Le système de détection mis en échec

Ce qui interpelle le plus, c’est la simplicité de la situation. Un véhicule immobile, bien visible, dans un environnement urbain classique. En théorie, rien de plus facile à éviter. Mais Tesla a fait un choix qui pèse lourd : son système repose uniquement sur la vision artificielle, sans capteurs LiDAR ou ultrasons. Un pari audacieux, mais ici, clairement mis à mal.

Résultat : difficulté à percevoir des obstacles statiques, sensibilité à la luminosité, et des réactions parfois lentes ou inadaptées. Dans un environnement urbain dense, cela peut faire la différence entre fluidité… et contact involontaire.

Tesla vs Waymo : deux philosophies du véhicule autonome

D’un côté, Tesla et son approche “caméra only”. De l’autre, Waymo, le pionnier de la conduite autonome, qui combine LiDAR, radar et caméras. Cette pluralité de capteurs permet une perception plus fine et plus fiable de l’environnement, même dans des conditions complexes.

Les chiffres parlent d’eux-mêmes : des millions de kilomètres parcourus par les véhicules Waymo avec un taux d’incident extrêmement bas. Pendant ce temps, Tesla semble encore tâtonner sur des questions de base comme l’entrée d’un parking ou l’évitement d’un obstacle parfaitement visible.

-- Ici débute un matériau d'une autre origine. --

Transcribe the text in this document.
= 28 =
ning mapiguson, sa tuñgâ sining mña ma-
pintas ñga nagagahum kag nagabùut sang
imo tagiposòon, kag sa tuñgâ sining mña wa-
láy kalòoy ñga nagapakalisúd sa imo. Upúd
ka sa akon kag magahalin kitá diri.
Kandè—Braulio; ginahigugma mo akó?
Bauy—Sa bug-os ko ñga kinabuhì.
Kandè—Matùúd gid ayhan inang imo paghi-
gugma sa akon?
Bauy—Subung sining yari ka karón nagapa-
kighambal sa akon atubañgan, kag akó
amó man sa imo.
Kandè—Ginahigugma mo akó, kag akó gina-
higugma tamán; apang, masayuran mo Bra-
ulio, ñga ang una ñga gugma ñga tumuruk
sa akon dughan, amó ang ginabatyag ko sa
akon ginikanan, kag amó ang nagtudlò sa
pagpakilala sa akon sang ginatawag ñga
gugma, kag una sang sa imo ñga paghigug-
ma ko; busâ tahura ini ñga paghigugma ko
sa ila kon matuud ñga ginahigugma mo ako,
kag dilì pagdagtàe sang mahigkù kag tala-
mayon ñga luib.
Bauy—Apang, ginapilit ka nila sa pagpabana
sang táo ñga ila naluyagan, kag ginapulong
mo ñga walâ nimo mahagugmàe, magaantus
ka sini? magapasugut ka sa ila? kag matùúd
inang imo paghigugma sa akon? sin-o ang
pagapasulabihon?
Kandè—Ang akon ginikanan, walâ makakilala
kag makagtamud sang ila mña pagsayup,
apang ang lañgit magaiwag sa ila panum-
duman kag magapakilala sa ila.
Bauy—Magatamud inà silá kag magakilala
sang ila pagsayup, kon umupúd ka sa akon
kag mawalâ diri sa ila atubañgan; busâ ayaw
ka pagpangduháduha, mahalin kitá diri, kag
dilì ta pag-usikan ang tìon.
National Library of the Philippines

Des promesses ambitieuses, une réalité plus prudente

Elon Musk avait annoncé une révolution : des robotaxis capables de circuler sans opérateur à bord. Mais face aux aléas du terrain, Tesla a dû revoir ses plans. Aujourd’hui, un superviseur humain est présent dans chaque voiture test, pour intervenir si besoin. Une sécurité bienvenue, mais qui montre bien que le système n’est pas encore prêt à voler totalement de ses propres ailes.

L’accident qui pose la question de la responsabilité

Cet incident soulève aussi un point crucial : en cas de collision, qui est responsable ? Le passager n’était plus à bord, le véhicule roulait seul, sans conducteur au volant. Doit-on pointer le constructeur ? Le logiciel ? Ou l’opérateur de surveillance à distance ? Un casse-tête juridique que les régulateurs devront bientôt trancher.

L’autonomie, encore en phase d’apprentissage

À l’heure actuelle, les autorités américaines suivent de près les performances du système Full Self-Driving de Tesla. Et même si l’entreprise dispose de ressources colossales, le chemin vers une autonomie complète et fiable semble encore semé d’embûches.

Ce léger accrochage n’est peut-être qu’un détail dans l’histoire de Tesla. Mais il reflète une limite technique bien réelle, qui freine le rêve d’un transport autonome sans faille. Reste à savoir si le constructeur saura transformer ces faux pas en tremplins. Car dans cette course à la voiture sans conducteur, le temps joue… contre ceux qui trébuchent.